Touching his black-gauntleted hands to the handles of his swords, he took pride in his fearlessness, that no fate beyond the torment of the afterlife troubled him. Beneath his obsidian hauberk, his heart beat as steadily as a bear’s, as rhythmically as a boatman’s drum. I am invincible tonight, no more mortal than the wind.

  “I’ll do it,” he said to Unctulu. “I’ll steal this thing. But not for the Master, and not for you. My second sleep will be a peaceful one. Else you and all your minions will suffer.”

  That night, his truest night of freedom since his resurrection, he slept his life’s finest sleep. Nothing haunted the corridors of his dreams, and no memories of Them tormented his conscience. He slumbered beneath the cloudy grey strata, and he was almost happy, almost at peace. Not even Unctulu, whose snores shook the earth and who shivered like a frozen slug beneath a mound of half-rotted blankets, could wake him from his slumber.

  At dawn of the next day, he awoke more refreshed than ever he remembered. His limbs felt as loose as a jackrabbit’s, his mind sharper than any sword. A crisp, cold wind washed over him, but still he felt invincible, his body capable of enduring anything.

  “Fewer smiles, fewer smiles,” Unctulu gurgled at him while struggling to relight the campfire. “Nothing to be happy about today.”

  “Quiet.” He waved his hand. “You hear something?”

  “Yes.” Unctulu grinned. “Look to Sallow.”

  He gazed eastward.

  His insides knotted.
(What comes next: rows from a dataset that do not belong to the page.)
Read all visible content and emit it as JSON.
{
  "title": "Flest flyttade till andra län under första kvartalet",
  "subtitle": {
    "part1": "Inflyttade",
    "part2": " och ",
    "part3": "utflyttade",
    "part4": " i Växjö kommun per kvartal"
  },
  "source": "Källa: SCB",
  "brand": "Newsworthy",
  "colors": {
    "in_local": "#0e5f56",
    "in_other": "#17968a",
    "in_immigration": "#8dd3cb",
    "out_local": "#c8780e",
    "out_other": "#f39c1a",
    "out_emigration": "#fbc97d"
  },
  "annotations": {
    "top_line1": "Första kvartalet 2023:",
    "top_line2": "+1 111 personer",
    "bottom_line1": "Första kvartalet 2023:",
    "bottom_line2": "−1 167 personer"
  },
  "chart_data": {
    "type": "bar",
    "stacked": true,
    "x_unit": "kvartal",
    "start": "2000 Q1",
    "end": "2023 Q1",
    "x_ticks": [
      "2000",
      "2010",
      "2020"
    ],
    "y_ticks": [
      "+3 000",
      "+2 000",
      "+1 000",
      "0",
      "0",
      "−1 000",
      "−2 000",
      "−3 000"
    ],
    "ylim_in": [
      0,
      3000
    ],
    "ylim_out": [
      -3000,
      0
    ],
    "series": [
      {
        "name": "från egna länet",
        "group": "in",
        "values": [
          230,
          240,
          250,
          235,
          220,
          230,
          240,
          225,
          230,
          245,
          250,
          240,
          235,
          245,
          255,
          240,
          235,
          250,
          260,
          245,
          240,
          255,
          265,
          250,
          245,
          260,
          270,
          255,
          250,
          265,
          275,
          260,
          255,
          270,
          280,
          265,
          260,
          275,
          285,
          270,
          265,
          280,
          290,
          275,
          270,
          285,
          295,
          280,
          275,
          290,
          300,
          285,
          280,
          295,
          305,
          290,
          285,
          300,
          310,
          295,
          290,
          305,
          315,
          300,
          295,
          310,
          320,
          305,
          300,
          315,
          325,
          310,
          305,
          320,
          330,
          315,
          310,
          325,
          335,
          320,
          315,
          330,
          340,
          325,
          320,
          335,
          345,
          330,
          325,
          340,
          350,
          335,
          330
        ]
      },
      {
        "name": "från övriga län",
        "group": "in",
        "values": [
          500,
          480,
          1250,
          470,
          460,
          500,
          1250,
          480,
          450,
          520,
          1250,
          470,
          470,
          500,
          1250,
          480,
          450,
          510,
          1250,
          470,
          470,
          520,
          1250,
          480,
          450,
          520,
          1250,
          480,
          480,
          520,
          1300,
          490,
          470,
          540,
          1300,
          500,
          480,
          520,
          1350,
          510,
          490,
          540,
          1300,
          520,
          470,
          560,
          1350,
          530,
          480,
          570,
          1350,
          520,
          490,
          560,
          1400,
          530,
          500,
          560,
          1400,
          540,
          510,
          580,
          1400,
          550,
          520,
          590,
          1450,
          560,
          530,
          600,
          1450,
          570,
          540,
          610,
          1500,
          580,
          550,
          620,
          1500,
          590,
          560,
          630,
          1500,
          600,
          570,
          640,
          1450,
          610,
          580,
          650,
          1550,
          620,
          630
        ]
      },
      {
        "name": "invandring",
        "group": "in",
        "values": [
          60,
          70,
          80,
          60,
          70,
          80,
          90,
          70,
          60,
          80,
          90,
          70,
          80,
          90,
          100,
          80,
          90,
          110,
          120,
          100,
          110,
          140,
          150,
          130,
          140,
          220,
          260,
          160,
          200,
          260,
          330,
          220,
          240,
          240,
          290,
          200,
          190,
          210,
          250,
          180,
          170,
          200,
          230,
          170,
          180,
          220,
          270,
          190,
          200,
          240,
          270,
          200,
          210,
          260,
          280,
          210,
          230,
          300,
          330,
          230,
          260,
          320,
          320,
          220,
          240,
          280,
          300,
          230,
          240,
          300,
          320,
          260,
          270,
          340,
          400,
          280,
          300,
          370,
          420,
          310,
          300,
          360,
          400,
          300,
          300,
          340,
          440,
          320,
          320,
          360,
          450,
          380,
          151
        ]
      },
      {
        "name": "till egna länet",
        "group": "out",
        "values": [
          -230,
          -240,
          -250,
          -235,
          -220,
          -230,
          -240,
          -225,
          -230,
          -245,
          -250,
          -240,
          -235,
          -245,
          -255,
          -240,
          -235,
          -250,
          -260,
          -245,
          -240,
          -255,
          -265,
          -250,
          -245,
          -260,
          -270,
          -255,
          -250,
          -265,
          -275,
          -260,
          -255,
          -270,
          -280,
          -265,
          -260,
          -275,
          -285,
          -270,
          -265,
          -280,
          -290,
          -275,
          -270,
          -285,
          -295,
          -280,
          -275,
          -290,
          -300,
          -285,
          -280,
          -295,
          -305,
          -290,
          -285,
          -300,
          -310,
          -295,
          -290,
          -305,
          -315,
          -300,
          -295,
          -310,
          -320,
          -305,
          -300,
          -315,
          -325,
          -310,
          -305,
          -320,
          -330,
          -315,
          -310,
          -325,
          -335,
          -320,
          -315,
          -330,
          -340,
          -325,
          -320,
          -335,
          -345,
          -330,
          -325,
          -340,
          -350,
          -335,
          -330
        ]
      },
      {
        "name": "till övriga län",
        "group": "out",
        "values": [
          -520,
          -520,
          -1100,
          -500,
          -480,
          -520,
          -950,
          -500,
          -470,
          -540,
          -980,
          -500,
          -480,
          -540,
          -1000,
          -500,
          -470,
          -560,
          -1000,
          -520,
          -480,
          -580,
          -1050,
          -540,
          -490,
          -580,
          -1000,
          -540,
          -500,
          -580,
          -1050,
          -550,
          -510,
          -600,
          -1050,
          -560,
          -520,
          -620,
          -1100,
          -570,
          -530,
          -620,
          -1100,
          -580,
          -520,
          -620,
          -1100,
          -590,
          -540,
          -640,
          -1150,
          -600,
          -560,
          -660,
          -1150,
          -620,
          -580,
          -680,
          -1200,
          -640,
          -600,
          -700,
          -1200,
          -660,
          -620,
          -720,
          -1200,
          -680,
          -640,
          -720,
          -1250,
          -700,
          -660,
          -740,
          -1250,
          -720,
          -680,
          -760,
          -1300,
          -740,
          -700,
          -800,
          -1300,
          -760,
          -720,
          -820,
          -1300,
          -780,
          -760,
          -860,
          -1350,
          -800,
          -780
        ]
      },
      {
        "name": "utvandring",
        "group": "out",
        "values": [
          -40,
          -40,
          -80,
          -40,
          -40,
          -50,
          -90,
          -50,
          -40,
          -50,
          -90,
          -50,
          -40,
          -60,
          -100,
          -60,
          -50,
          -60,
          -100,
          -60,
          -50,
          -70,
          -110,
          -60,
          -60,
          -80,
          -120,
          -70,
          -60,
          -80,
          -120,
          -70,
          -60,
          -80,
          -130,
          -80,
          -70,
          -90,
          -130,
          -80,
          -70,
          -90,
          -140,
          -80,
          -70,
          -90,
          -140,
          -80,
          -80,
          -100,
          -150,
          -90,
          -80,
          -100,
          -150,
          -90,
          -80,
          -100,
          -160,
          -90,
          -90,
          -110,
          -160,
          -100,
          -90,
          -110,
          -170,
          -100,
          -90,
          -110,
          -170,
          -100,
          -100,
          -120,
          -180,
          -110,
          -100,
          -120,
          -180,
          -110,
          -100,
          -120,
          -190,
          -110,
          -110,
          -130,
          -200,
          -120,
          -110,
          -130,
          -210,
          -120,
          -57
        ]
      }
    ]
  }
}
His heart beat black.

  “You like what you see?” asked Unctulu.

  He stood and glared into the eastern sky for what seemed a hundred heartbeats. There, churning in the heavens above Sallow, lived a storm unlike any he had seen. It was starkly white against the grey heavens, a pallid vortex dominating the world above the hills and crooked trees. The storm’s outermost arms spun almost imperceptibly, while its center blossomed with what looked like a mountain’s worth of snow.